Ecrivain voyageur – Tété, un Africain au Groenland

L’Afrique l’a fait naître, le Groenland l’a fait homme. Rencontre avec Tété-Michel Kpomassie, le plus incroyable des écrivains-voyageurs.

 

 

Que faire lorsque l’on a atteint la limite, que l’histoire se termine, que les rêves sont vides ? Faire mine de tourner la page pour ne plus souffrir, rebondir en suivant d’autres lignes de fuite. Tété-Michel a cette chance de n’être pas allé jusqu’au bout de son rêve. Mille étoiles brillent dans ses yeux. Le froid vif ne le fait plus grelotter ni claquer des dents. Il est en lui. Ses dents ne craignent plus les croûtons de glace. Il prend son petit déjeuner d’intestins et de graisse de phoque sans arrière-pensée. «Le Groenland m’a envoûté», dit-il. De son exploit insensé, il a fait sa vie, et sillonne encore le monde pour parler de son livre, best-seller, traduit dans presque toutes les langues européennes. Rarement un auteur aura autant voyagé, après avoir écrit un seul ouvrage !

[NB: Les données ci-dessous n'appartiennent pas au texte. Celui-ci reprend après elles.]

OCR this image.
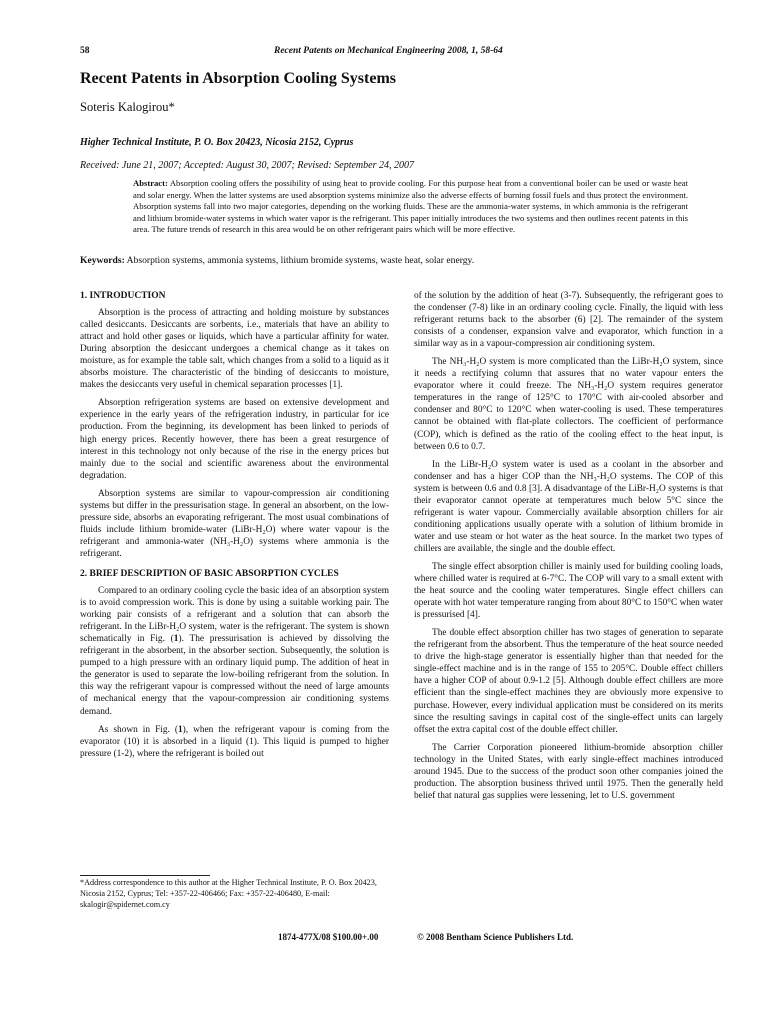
58	Recent Patents on Mechanical Engineering 2008, 1, 58-64
Recent Patents in Absorption Cooling Systems
Soteris Kalogirou*
Higher Technical Institute, P. O. Box 20423, Nicosia 2152, Cyprus
Received: June 21, 2007; Accepted: August 30, 2007; Revised: September 24, 2007
Abstract: Absorption cooling offers the possibility of using heat to provide cooling. For this purpose heat from a conventional boiler can be used or waste heat and solar energy. When the latter systems are used absorption systems minimize also the adverse effects of burning fossil fuels and thus protect the environment. Absorption systems fall into two major categories, depending on the working fluids. These are the ammonia-water systems, in which ammonia is the refrigerant and lithium bromide-water systems in which water vapor is the refrigerant. This paper initially introduces the two systems and then outlines recent patents in this area. The future trends of research in this area would be on other refrigerant pairs which will be more effective.
Keywords: Absorption systems, ammonia systems, lithium bromide systems, waste heat, solar energy.
1. INTRODUCTION

Absorption is the process of attracting and holding moisture by substances called desiccants. Desiccants are sorbents, i.e., materials that have an ability to attract and hold other gases or liquids, which have a particular affinity for water. During absorption the desiccant undergoes a chemical change as it takes on moisture, as for example the table salt, which changes from a solid to a liquid as it absorbs moisture. The characteristic of the binding of desiccants to moisture, makes the desiccants very useful in chemical separation processes [1].

Absorption refrigeration systems are based on extensive development and experience in the early years of the refrigeration industry, in particular for ice production. From the beginning, its development has been linked to periods of high energy prices. Recently however, there has been a great resurgence of interest in this technology not only because of the rise in the energy prices but mainly due to the social and scientific awareness about the environmental degradation.

Absorption systems are similar to vapour-compression air conditioning systems but differ in the pressurisation stage. In general an absorbent, on the low-pressure side, absorbs an evaporating refrigerant. The most usual combinations of fluids include lithium bromide-water (LiBr-H₂O) where water vapour is the refrigerant and ammonia-water (NH₃-H₂O) systems where ammonia is the refrigerant.

2. BRIEF DESCRIPTION OF BASIC ABSORPTION CYCLES

Compared to an ordinary cooling cycle the basic idea of an absorption system is to avoid compression work. This is done by using a suitable working pair. The working pair consists of a refrigerant and a solution that can absorb the refrigerant. In the LiBr-H₂O system, water is the refrigerant. The system is shown schematically in Fig. (1). The pressurisation is achieved by dissolving the refrigerant in the absorbent, in the absorber section. Subsequently, the solution is pumped to a high pressure with an ordinary liquid pump. The addition of heat in the generator is used to separate the low-boiling refrigerant from the solution. In this way the refrigerant vapour is compressed without the need of large amounts of mechanical energy that the vapour-compression air conditioning systems demand.

As shown in Fig. (1), when the refrigerant vapour is coming from the evaporator (10) it is absorbed in a liquid (1). This liquid is pumped to higher pressure (1-2), where the refrigerant is boiled out

of the solution by the addition of heat (3-7). Subsequently, the refrigerant goes to the condenser (7-8) like in an ordinary cooling cycle. Finally, the liquid with less refrigerant returns back to the absorber (6) [2]. The remainder of the system consists of a condenser, expansion valve and evaporator, which function in a similar way as in a vapour-compression air conditioning system.

The NH₃-H₂O system is more complicated than the LiBr-H₂O system, since it needs a rectifying column that assures that no water vapour enters the evaporator where it could freeze. The NH₃-H₂O system requires generator temperatures in the range of 125°C to 170°C with air-cooled absorber and condenser and 80°C to 120°C when water-cooling is used. These temperatures cannot be obtained with flat-plate collectors. The coefficient of performance (COP), which is defined as the ratio of the cooling effect to the heat input, is between 0.6 to 0.7.

In the LiBr-H₂O system water is used as a coolant in the absorber and condenser and has a higer COP than the NH₃-H₂O systems. The COP of this system is between 0.6 and 0.8 [3]. A disadvantage of the LiBr-H₂O systems is that their evaporator cannot operate at temperatures much below 5°C since the refrigerant is water vapour. Commercially available absorption chillers for air conditioning applications usually operate with a solution of lithium bromide in water and use steam or hot water as the heat source. In the market two types of chillers are available, the single and the double effect.

The single effect absorption chiller is mainly used for building cooling loads, where chilled water is required at 6-7°C. The COP will vary to a small extent with the heat source and the cooling water temperatures. Single effect chillers can operate with hot water temperature ranging from about 80°C to 150°C when water is pressurised [4].

The double effect absorption chiller has two stages of generation to separate the refrigerant from the absorbent. Thus the temperature of the heat source needed to drive the high-stage generator is essentially higher than that needed for the single-effect machine and is in the range of 155 to 205°C. Double effect chillers have a higher COP of about 0.9-1.2 [5]. Although double effect chillers are more efficient than the single-effect machines they are obviously more expensive to purchase. However, every individual application must be considered on its merits since the resulting savings in capital cost of the single-effect units can largely offset the extra capital cost of the double effect chiller.

The Carrier Corporation pioneered lithium-bromide absorption chiller technology in the United States, with early single-effect machines introduced around 1945. Due to the success of the product soon other companies joined the production. The absorption business thrived until 1975. Then the generally held belief that natural gas supplies were lessening, let to U.S. government

*Address correspondence to this author at the Higher Technical Institute, P. O. Box 20423, Nicosia 2152, Cyprus; Tel: +357-22-406466; Fax: +357-22-406480, E-mail: skalogir@spidernet.com.cy
1874-477X/08 $100.00+.00	© 2008 Bentham Science Publishers Ltd.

Sept ans à sortir de l'Afrique

Son histoire est celle d’un jeune adolescent de 16 ans, cueilleur de noix de coco, dans le Togo, sous l’occupation coloniale. Il est séduit par le Groenland, «un pays sans arbres où vivent de vrais hommes». Il n’a qu’une envie : se fondre dans les terres glacées. «Dans mon imaginaire, le froid, c’était la fraîcheur d’une douche." Ce 27 septembre 1966, il n’est plus qu’à un jet de pierre de Thulé, but ultime de son périple, quand il décide de rentrer. Il a mis sept ans à sortir de l’Afrique, et vient de passer seize mois avec les Inuits, partageant leurs misères, leurs peines et leurs joies. «Pour mes compatriotes, je me devais de rentrer pour être le conteur de cette terre glaciale, de soleil de minuit et de nuit sans fin.» Le voyage n’est jamais là où on l’attend. Ce parcours initiatique l’avait métamorphosé, l’appelait à renouer avec le sacré et au réenchantement du monde, ce pour quoi il avait justement fugué. S’il était aventuré dans ce monde lointain, sans esprit de retour, c’est parce que l’enfant y est roi, libre de toute contrainte familiale et traditionnelle. «Cela valait mieux que nos plats mijotés», dit-il en souriant. Il vit chez l’habitant, apprend la langue, pratique l’immersion participative comme le ferait un ethnologue et se familiarise avec les mœurs locales, comme le partage des femmes entre amis ou ce penchant à "tourner en ridicule les gens et les choses» : quelqu’un qui chute, les soupirs d’orgasmes des parents, tout est prétexte à déclencher des crises d’hilarité. Dans les pauvres baraques insalubres, où s’élèvent rarement des cris de joie, la promiscuité est totale, au nom de l’éternel besoin de chaleur animale. «À n’importe quel moment, les enfants chient et pissent partout. […] Arkalouk, 11 ans, se met à quatre pattes dans la chambre à coucher, attrape dans sa bouche et suce la verge de son frère Agangout, 2 ans, debout sur le lit. Au frémissement de l’enfant et à la vue de son sexe en érection, tout le monde rit."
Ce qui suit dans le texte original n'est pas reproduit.